Thanks that all makes it a lot clearer. I’ll see about reproducing the original problem and raise an issue if I can.

Ah, it was a warning, the error tuple I was returning: {:error, {:worker_crashed, :enoent}}
And the warning:

the following fields are unknown when raising Ash.Error.Unknown.UnknownError: [value: [worker_crashed: :enoent]]. Please make sure to only give known fields when raising or redefine Ash.Error.Unknown.UnknownError.exception/1 to discard unknown fields. Future Elixir versions will raise on unknown fields given to raise/2

Thinking that this keyword list is going to be fed to the Ash.Error.Unknown.UnknownError constructor, I checked the fields it supports and tried changing that to {:error, {:error, :enoent}} but I get the same kind of warning.

Non-nested error tuples like {:error, :enoent} get wrapped in an UnknownError without warning. Seems it just doesn’t like nested tuples - is that worth raising as an issue?

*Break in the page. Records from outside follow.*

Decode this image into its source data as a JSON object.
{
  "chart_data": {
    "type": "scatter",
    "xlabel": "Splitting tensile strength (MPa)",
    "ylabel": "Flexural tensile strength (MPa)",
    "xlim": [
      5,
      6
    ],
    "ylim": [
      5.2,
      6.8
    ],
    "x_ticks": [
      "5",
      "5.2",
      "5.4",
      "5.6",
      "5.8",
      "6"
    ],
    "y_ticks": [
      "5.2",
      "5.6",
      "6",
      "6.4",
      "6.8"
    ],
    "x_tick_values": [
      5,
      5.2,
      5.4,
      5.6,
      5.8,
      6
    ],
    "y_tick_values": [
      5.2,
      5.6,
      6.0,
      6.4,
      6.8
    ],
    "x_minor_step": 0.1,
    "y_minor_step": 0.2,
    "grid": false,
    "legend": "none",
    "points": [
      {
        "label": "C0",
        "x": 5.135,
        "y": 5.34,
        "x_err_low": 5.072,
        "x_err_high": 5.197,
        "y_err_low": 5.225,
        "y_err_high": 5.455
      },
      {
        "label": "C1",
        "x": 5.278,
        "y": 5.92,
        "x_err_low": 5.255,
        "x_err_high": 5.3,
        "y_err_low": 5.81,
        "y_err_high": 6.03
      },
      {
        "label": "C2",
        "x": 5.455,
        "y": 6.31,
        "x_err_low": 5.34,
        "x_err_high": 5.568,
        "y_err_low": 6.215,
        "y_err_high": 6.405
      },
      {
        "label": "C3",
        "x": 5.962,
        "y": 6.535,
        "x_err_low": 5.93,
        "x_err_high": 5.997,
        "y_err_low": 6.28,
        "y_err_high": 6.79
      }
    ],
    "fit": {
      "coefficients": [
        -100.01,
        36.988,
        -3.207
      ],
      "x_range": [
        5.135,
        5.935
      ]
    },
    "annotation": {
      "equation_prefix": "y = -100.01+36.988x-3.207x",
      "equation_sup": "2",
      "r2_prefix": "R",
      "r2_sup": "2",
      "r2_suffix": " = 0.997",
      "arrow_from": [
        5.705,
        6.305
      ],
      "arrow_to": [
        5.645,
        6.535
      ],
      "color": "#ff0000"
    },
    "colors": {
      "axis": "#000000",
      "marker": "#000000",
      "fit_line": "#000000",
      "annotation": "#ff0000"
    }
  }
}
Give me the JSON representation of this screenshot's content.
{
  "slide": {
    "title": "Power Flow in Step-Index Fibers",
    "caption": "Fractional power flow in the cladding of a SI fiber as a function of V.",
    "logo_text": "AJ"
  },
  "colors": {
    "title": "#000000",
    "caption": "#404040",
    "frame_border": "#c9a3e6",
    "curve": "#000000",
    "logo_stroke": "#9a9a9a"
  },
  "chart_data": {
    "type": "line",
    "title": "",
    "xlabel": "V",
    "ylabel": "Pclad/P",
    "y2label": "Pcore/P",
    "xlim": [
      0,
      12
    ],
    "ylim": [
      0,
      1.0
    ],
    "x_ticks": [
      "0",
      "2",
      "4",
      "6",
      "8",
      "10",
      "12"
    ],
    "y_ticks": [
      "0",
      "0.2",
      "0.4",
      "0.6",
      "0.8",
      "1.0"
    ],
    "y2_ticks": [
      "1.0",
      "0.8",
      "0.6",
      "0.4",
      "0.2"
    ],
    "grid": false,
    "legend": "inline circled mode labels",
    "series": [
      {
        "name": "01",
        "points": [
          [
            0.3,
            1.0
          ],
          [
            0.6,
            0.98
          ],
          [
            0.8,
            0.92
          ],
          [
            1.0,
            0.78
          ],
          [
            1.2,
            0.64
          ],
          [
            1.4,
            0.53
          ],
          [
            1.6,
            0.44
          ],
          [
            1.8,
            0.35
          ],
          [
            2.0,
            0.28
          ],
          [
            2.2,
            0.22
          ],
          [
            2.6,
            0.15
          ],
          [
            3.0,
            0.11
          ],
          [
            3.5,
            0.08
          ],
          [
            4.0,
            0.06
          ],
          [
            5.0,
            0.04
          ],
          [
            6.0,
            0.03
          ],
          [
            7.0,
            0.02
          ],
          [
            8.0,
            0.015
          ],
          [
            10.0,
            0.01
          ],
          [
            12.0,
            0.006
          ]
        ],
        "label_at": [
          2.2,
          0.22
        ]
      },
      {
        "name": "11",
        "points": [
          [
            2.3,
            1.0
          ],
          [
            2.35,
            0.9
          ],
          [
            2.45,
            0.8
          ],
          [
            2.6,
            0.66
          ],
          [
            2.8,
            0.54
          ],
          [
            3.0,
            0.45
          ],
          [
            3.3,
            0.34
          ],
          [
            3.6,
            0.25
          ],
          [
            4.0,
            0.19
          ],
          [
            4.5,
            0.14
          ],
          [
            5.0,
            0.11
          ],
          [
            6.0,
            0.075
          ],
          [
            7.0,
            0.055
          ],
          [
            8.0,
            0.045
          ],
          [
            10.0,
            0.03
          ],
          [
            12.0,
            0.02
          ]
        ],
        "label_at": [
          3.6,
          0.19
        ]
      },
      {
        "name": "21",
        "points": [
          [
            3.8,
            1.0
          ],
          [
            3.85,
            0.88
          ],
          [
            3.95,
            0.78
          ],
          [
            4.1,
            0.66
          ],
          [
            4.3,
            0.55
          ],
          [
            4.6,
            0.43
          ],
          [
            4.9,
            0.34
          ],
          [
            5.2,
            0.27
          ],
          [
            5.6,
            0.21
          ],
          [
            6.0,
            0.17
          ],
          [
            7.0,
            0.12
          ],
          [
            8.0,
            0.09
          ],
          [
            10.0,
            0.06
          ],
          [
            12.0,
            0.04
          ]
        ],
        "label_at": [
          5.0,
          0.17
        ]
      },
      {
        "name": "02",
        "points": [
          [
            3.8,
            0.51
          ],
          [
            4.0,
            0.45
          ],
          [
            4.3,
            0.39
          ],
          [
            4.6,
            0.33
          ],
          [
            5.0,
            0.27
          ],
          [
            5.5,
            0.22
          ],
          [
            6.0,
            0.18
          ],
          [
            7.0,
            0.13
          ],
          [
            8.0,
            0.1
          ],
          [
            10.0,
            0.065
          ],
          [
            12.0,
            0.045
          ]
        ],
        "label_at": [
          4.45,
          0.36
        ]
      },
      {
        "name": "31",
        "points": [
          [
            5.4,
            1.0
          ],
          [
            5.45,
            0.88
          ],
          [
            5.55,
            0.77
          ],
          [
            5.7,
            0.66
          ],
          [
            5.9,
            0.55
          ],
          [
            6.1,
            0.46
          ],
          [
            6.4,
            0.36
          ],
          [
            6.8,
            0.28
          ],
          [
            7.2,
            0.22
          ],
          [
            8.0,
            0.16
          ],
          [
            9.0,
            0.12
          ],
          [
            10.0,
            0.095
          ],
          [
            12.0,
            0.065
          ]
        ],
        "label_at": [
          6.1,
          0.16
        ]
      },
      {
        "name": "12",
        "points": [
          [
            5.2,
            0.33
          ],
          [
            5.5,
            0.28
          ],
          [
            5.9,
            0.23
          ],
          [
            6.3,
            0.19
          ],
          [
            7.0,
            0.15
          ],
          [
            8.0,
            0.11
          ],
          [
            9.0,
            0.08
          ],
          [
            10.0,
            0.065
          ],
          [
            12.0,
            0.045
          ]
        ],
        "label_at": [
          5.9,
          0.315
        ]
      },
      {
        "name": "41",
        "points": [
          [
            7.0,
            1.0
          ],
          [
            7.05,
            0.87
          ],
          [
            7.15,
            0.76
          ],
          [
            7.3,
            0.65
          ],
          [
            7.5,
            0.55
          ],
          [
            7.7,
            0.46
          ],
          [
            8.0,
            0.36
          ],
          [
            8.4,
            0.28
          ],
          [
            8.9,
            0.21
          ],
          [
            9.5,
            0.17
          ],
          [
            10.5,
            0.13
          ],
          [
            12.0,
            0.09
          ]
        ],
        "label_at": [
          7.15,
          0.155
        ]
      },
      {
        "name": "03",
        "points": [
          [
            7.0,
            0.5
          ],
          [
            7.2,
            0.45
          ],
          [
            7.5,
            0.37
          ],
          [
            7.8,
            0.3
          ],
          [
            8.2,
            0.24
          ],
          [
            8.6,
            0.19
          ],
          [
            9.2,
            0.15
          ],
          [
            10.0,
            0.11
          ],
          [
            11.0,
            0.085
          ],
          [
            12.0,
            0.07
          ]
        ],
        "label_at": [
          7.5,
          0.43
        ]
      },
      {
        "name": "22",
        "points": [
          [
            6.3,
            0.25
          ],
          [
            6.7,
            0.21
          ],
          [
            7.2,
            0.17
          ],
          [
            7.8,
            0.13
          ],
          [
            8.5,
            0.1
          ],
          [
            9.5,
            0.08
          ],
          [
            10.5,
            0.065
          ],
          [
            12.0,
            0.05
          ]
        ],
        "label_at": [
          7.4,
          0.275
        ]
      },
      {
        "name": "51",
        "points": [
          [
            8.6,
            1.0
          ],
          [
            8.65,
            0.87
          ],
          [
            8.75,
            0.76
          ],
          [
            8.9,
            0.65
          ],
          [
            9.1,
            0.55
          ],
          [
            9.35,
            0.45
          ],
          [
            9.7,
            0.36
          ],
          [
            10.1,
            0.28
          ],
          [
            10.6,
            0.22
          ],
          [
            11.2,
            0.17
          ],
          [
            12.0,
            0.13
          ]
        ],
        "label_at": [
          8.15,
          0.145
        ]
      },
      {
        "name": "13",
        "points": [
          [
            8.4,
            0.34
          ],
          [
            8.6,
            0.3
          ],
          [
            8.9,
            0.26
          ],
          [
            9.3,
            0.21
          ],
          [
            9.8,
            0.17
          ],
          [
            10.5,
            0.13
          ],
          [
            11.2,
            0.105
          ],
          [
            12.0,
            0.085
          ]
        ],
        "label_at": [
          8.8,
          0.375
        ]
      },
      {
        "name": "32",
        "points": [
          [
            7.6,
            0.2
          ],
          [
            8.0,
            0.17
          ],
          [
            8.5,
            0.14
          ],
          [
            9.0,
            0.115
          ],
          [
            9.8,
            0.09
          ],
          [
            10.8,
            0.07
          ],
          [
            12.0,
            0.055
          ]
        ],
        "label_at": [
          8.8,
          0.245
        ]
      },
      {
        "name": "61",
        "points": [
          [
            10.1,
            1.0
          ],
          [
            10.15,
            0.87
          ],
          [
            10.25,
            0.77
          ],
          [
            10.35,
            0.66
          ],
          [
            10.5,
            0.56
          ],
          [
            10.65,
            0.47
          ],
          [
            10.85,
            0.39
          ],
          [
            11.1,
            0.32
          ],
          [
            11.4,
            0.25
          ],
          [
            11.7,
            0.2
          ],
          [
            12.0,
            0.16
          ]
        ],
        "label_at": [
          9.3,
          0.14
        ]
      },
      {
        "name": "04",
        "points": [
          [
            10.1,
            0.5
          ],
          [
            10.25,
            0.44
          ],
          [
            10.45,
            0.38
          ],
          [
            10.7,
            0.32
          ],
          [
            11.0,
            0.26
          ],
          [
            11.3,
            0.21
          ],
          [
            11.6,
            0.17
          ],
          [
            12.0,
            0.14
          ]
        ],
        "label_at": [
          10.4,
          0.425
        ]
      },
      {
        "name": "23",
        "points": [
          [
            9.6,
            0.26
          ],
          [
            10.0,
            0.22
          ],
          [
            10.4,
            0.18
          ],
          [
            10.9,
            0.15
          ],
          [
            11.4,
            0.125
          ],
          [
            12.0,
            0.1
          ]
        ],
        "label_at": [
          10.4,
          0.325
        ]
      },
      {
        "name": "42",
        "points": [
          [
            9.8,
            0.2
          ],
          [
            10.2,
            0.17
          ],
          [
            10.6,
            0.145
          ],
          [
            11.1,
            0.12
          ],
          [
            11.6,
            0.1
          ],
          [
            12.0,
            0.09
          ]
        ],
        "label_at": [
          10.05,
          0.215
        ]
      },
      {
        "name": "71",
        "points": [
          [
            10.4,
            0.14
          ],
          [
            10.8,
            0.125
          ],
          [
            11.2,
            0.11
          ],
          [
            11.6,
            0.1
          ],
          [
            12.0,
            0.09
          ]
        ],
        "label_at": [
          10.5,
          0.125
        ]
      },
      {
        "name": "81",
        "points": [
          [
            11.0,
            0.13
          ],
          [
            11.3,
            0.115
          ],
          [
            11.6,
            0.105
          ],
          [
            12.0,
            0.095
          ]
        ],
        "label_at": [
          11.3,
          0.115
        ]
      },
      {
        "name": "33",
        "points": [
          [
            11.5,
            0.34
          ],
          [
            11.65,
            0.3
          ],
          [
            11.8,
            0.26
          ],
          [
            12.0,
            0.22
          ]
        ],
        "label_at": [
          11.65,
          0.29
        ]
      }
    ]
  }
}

As for the custom error case, when I change the error_class to :framework then it gets wrapped in an Ash.Error.framework{} which looks like its working.

Yeah, that looks like a mistake on our part. We are saying UnknownError.exception(value: ...) somewhere where we should be saying UnknownError.exception(message: ...). Could you open an issue w/ that on ash?